I have no doubt that some coaches are exactly the right source of help for some clients, and no doubt someone can provide two examples of excellent coaches to match my examples of two poor ones. I am writing this simply to say caveat emptor--  it’s a client’s responsibility to make sure of the quality of services sought, most especially if that client is making decisions on behalf of children or other vulnerable persons. Craig Childress’ statement that a coach does not have to conform to ethical guidelines tells us much about the possible outcomes of choosing a coach over a licensed mental health professional.
  


   

3 comments:

  1. Let us not forget Katharine P. Leslie, based in North Carolina, who promotes Holding Therapy and Nancy Thomas parenting. She states that she has PhD in psychology but appears not to hold any license in her state. Her website shows she lays claim to several lame “certifications”: 



    certified Family Life Educator
    certified performance expert
    
“...Dr. Leslie does not provide clinical or counseling services”


    http://www.katharinepleslie.com/

    

While some “coaches” might give halfway reasonable advice on occasion, you can always count on Leslie’s next utterance to be vile. They also reveal that she appears to do therapy.

    Here are a few Leslie quotes:

    If I’m in the parent-child relationship … we have to word things a little bit differently. We can’t do this praise thing … Our kids will do this: “Look at what I drew, Mom!” And what do we do? “Oh, honey, that’s great.’ Not me. I say, ‘Yeah? And? What do I care? That’s nothing to me.”

    

In the old framework, we include the [adopted] child as if the child is a family member … When I say to parents no, you don’t treat the child like your other children — your other children have earned that place in your family — this child has not.

    

[Leslie]: Since I’ve had [my adopted son] on boardership, he has come up to me several times, because I actually gave them this list. I said, “In case you guys are wondering what it is you’re supposed to be giving to me, here it is.”
    
[Audience member]: By giving him the list and the way he responds to you, do you feel like it’s a genuine response?
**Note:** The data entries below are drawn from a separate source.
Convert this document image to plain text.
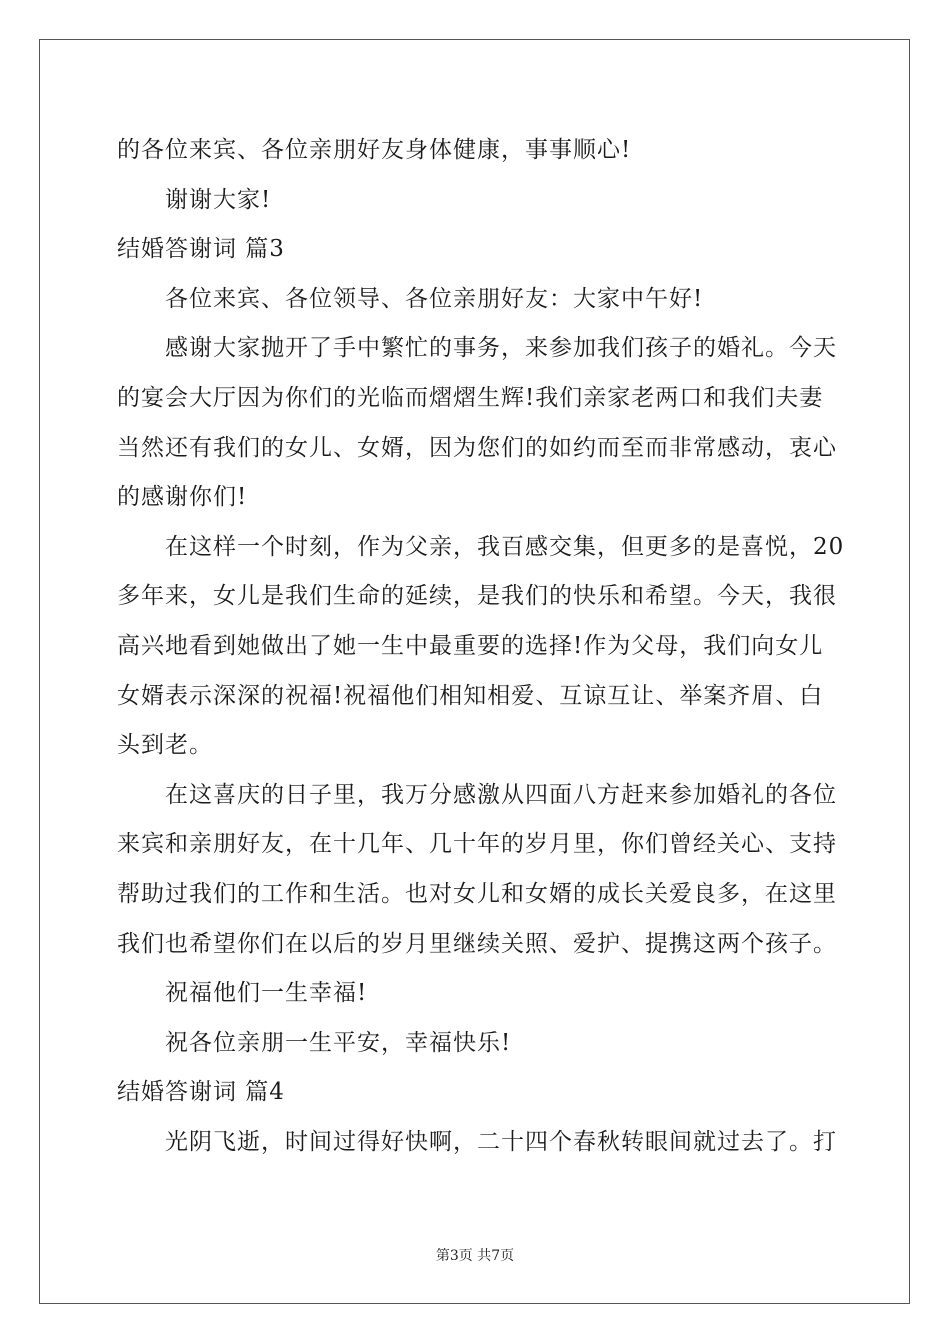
的各位来宾、各位亲朋好友身体健康，事事顺心!
谢谢大家!
结婚答谢词 篇3
各位来宾、各位领导、各位亲朋好友：大家中午好!
感谢大家抛开了手中繁忙的事务，来参加我们孩子的婚礼。今天
的宴会大厅因为你们的光临而熠熠生辉!我们亲家老两口和我们夫妻
当然还有我们的女儿、女婿，因为您们的如约而至而非常感动，衷心
的感谢你们!
在这样一个时刻，作为父亲，我百感交集，但更多的是喜悦，20
多年来，女儿是我们生命的延续，是我们的快乐和希望。今天，我很
高兴地看到她做出了她一生中最重要的选择!作为父母，我们向女儿
女婿表示深深的祝福!祝福他们相知相爱、互谅互让、举案齐眉、白
头到老。
在这喜庆的日子里，我万分感激从四面八方赶来参加婚礼的各位
来宾和亲朋好友，在十几年、几十年的岁月里，你们曾经关心、支持
帮助过我们的工作和生活。也对女儿和女婿的成长关爱良多，在这里
我们也希望你们在以后的岁月里继续关照、爱护、提携这两个孩子。
祝福他们一生幸福!
祝各位亲朋一生平安，幸福快乐!
结婚答谢词 篇4
光阴飞逝，时间过得好快啊，二十四个春秋转眼间就过去了。打
第3页 共7页
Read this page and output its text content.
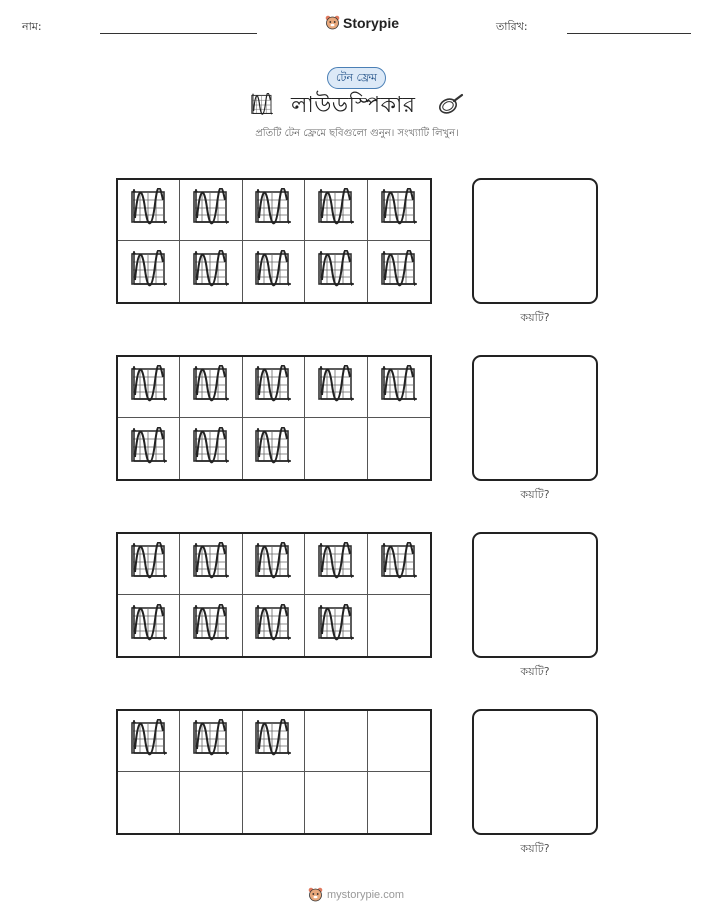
নাম:	Storypie	তারিখ:
টেন ফ্রেম
লাউডস্পিকার
প্রতিটি টেন ফ্রেমে ছবিগুলো গুনুন। সংখ্যাটি লিখুন।
কয়টি?
কয়টি?
কয়টি?
কয়টি?
mystorypie.com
    [Leslie]: I could give a shit.



    I also told [my three oldest adopted children] I was going to stop hiding my relationship with [my youngest adopted child]. I’m not going to sneak her into my bedroom to hug her and kiss her up all over. Nope. Just going to do it right there in the open! Because they all tell me anyway, “You love her best.” And I say, “You got that wrong. She loves me best. She’s the one who loves me. You guys don’t. … She’s coming to me, I’m not going to her! She pulls her plate and chair over by me at dinner time. “Feed me again, mom.” … She comes to me. She loves me best. It’s all about me!”

    

Typically we have them fill out [the RADQ] before they start therapy.


    
When I’m working with families with very young children, we have put in place the regression interventions very quickly…


    I told one kid just recently, “Don’t. Stop calling your parents ‘mom’ and ‘dad.’ And stop telling them you love them. You don’t! Stupid...”


    
I’m sitting with the girls … and I said, “So. I thought you should know that I talked to your parents, and they are having a perfectly lovely time without you. They’re just loving it. They’re having the best time of their lives.” … Their faces freaked me out. It was like how could you not know that, that your parents are happier without you? 


    
More here:

    http://www.childrenintherapy.org/proponents/leslie.html

    ReplyDelete
  2. Coaches are seldom qualified, often harmful, and usually charge more. Time to stop the abuse!